All it says before this is "There were two Sers, Ser Manfryd and Ser Raynard, the two families had more in common than they thought."

I set up the equations: with vars as:

• d = dad

  m = mom

  s = son

  (s-1) = daughter

I got

d + m + s + (s-1) = 100

(d^2)= (m^2) + (s^2) + (s-1)^2

After that I have no clue where to go. Any hints?

Answer 1

Suggestions:

From your first equation, $d+m=101-2s$. From your second equation, $d^2-m^2=2s^2-2s+1$.

Therefore $2s^2-2s+1=d^2-m^2=(d+m)(d-m)=(101-2s)(d-m)$.

So $d-m=\frac{2s^2-2s+1}{101-2s}$.

Try values of $s$ unitl you get an integer for $d-m$ (remembering that $s$ is the son's age should help figuring out reasonable values to try).

After a while you get (integer) values for $s$ and $d-m$, from which you should be able to find all the ages.

The other family can be dealt with similarly.

Answer 2

My method is fairly similar to paw88789's, but doesn't require guessing.

Let $z= 2s-1$, so that $d+m = 100-z$, and

$$ d-m = \frac{z^2+1}{2(100-z)} $$

Then we need $z^2+1 \equiv 0 \pmod{100-z}$. But $z^2+1 = 10001-(100-z)(100+z)$, so we need $10001\equiv 0 \pmod{100-z}$. We find the prime factorization $10001 = 73 \cdot 137$, so our only choices for $z$ are $27$ and $99$, but $99$ does not give answers consistent with the framing of the problem, so $z = 27$, $s=14$, $d+m = 73$, and $d-m = 5$.

Mod $4$ considerations in the second family tell us that all of the ages are even, so we can divide all the ages by two to get an almost identical setup - we end up having to find the prime factorization $2501=41 \cdot 61$ instead.

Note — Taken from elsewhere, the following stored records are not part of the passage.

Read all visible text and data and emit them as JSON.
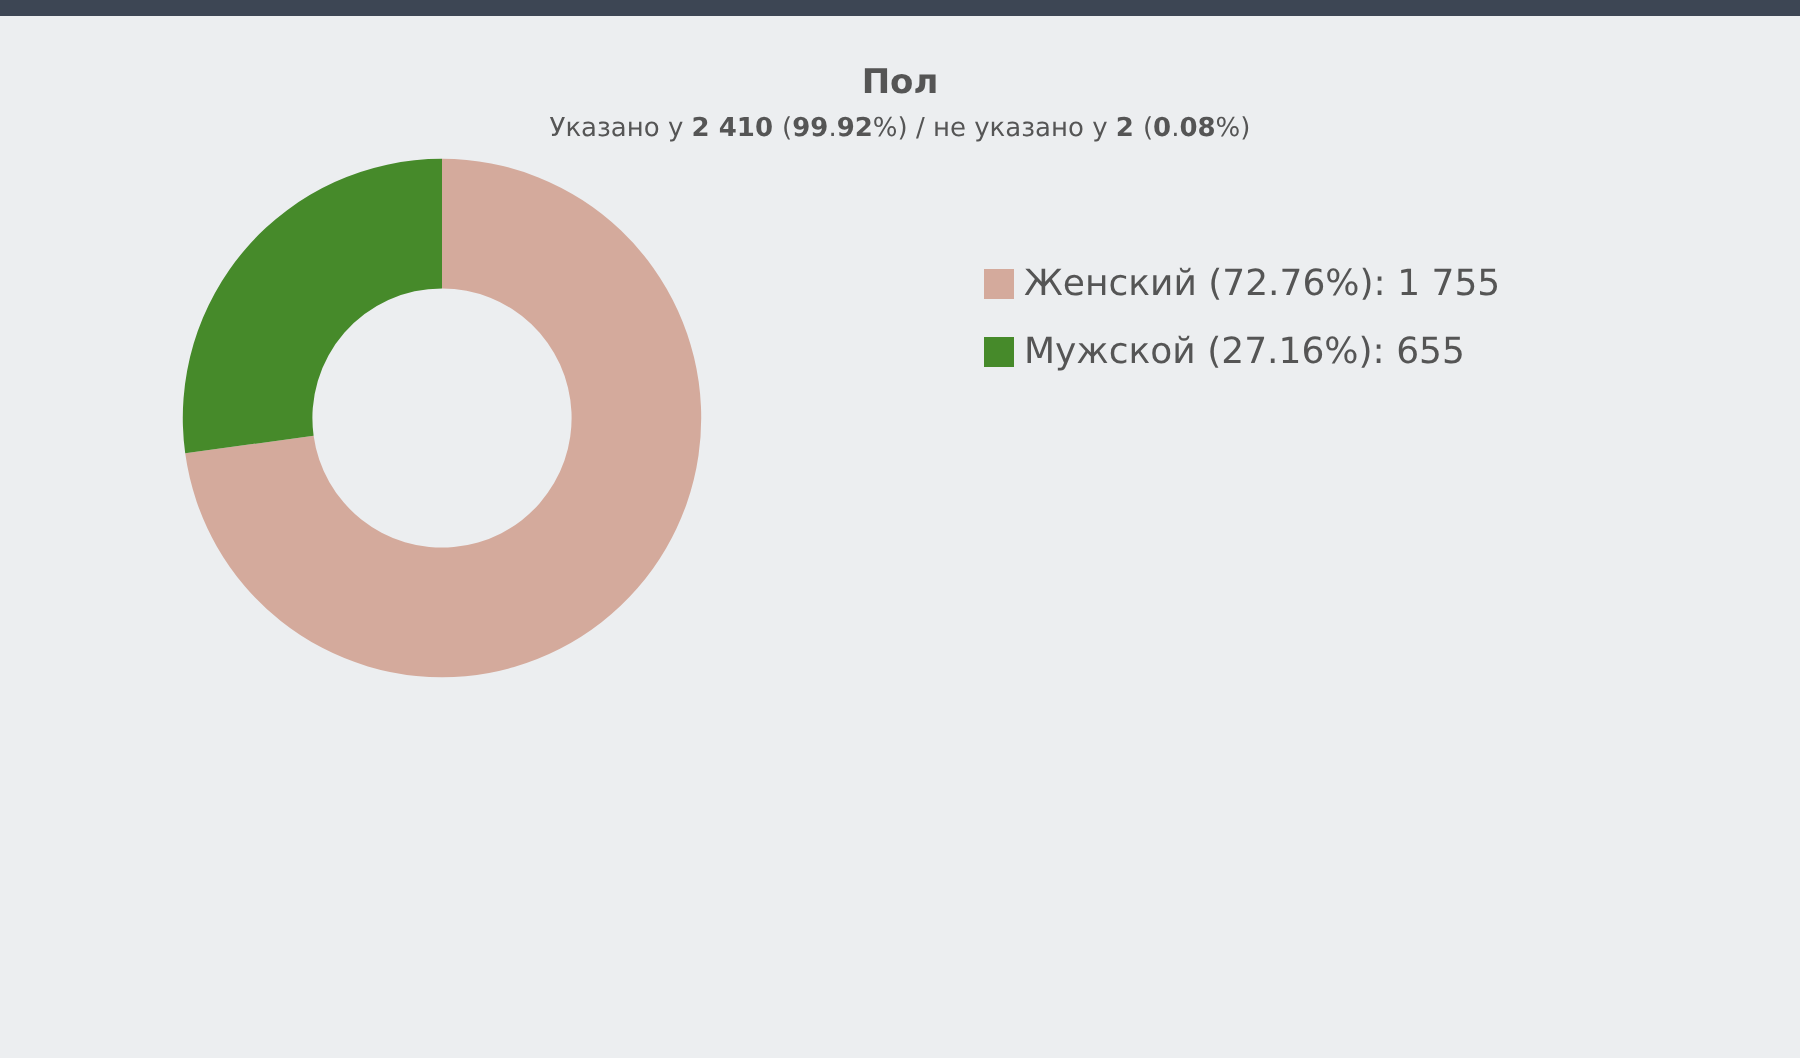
{
  "chart_data": {
    "type": "donut",
    "title": "Пол",
    "subtitle": "Указано у 2 410 (99.92%) / не указано у 2 (0.08%)",
    "categories": [
      "Женский (72.76%): 1 755",
      "Мужской (27.16%): 655"
    ],
    "values": [
      1755,
      655
    ],
    "colors": [
      "#d4aa9c",
      "#468a2a"
    ],
    "legend": "right"
  }
}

Note on computation: Finding primes $p$ that divide $10001$ is equivalent to finding primes $p$ such that $10^4 \equiv -1 \pmod{p}$, that is, primes such that $10$ has order $8 \pmod{p}$, so (by Fermat's Little Theorem) we need $p \equiv 1 \pmod{8}$. So the only primes we have to check less than $100$ are $17,41,73,89,97$.